All quotes from Alan Watts’

Love is not something that is a sort of rare commodity. Everybody has it. Existence is love.

Some of you here feel that you belong to a nice set of people. It may be an ordinary kind of bourgeois coterie of pleasant squares, or it may be a church group of some kind, a club, or a special cult, or just a group of friendly drinkers. But at any rate you feel that, by virtue of membership in this society, you belong to a special in-group of nice, or saved, people. Now, when you consider what nice people talk about when they sit around the dinner table and have an opportunity to nurture their collective ego, you will find that the most fascinating topic of conversation is the nasty people: how awful they are, what dreadful things they do, and what is it all coming to? And this very, very satisfactory condemnatory conversation nurtures your ego. But people who do that don’t seem to realize that they thereby depend on the nasty people in order to know that they’re nice. They are, as a matter of fact, highly indebted to them.

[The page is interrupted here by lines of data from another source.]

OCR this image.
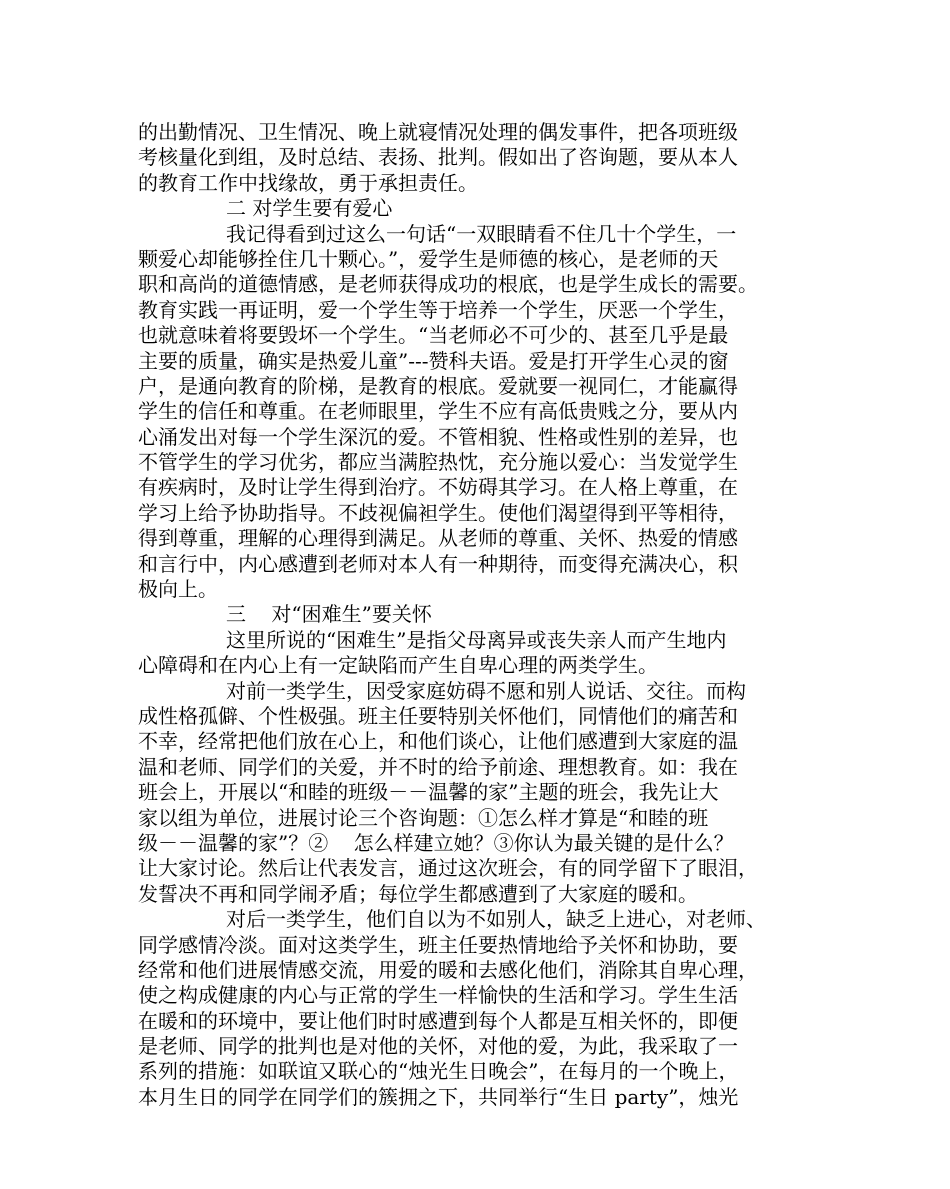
的出勤情况、卫生情况、晚上就寝情况处理的偶发事件，把各项班级
考核量化到组，及时总结、表扬、批判。假如出了咨询题，要从本人
的教育工作中找缘故，勇于承担责任。
二 对学生要有爱心
我记得看到过这么一句话“一双眼睛看不住几十个学生，一
颗爱心却能够拴住几十颗心。”，爱学生是师德的核心，是老师的天
职和高尚的道德情感，是老师获得成功的根底，也是学生成长的需要。
教育实践一再证明，爱一个学生等于培养一个学生，厌恶一个学生，
也就意味着将要毁坏一个学生。“当老师必不可少的、甚至几乎是最
主要的质量，确实是热爱儿童”---赞科夫语。爱是打开学生心灵的窗
户，是通向教育的阶梯，是教育的根底。爱就要一视同仁，才能赢得
学生的信任和尊重。在老师眼里，学生不应有高低贵贱之分，要从内
心涌发出对每一个学生深沉的爱。不管相貌、性格或性别的差异，也
不管学生的学习优劣，都应当满腔热忱，充分施以爱心：当发觉学生
有疾病时，及时让学生得到治疗。不妨碍其学习。在人格上尊重，在
学习上给予协助指导。不歧视偏袒学生。使他们渴望得到平等相待，
得到尊重，理解的心理得到满足。从老师的尊重、关怀、热爱的情感
和言行中，内心感遭到老师对本人有一种期待，而变得充满决心，积
极向上。
三    对“困难生”要关怀
这里所说的“困难生”是指父母离异或丧失亲人而产生地内
心障碍和在内心上有一定缺陷而产生自卑心理的两类学生。
对前一类学生，因受家庭妨碍不愿和别人说话、交往。而构
成性格孤僻、个性极强。班主任要特别关怀他们，同情他们的痛苦和
不幸，经常把他们放在心上，和他们谈心，让他们感遭到大家庭的温
温和老师、同学们的关爱，并不时的给予前途、理想教育。如：我在
班会上，开展以“和睦的班级－－温馨的家”主题的班会，我先让大
家以组为单位，进展讨论三个咨询题：①怎么样才算是“和睦的班
级－－温馨的家”？②    怎么样建立她？③你认为最关键的是什么？
让大家讨论。然后让代表发言，通过这次班会，有的同学留下了眼泪，
发誓决不再和同学闹矛盾；每位学生都感遭到了大家庭的暖和。
对后一类学生，他们自以为不如别人，缺乏上进心，对老师、
同学感情冷淡。面对这类学生，班主任要热情地给予关怀和协助，要
经常和他们进展情感交流，用爱的暖和去感化他们，消除其自卑心理，
使之构成健康的内心与正常的学生一样愉快的生活和学习。学生生活
在暖和的环境中，要让他们时时感遭到每个人都是互相关怀的，即便
是老师、同学的批判也是对他的关怀，对他的爱，为此，我采取了一
系列的措施：如联谊又联心的“烛光生日晚会”，在每月的一个晚上，
本月生日的同学在同学们的簇拥之下，共同举行“生日 party”，烛光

At once you begin to realize how much you depend on an enemy, or an outsider, or a group of damned people as distinct from your own group of saved people. And so you begin to realize that if your collective ego, or your self, depends on your being on the in, but you can only be on the in with relation to something that is out. And since the in and the out are inseparable if there is to be any in or any out, you suddenly discover that “yourself” is bigger than you thought it was. It includes the other and you can’t do without it.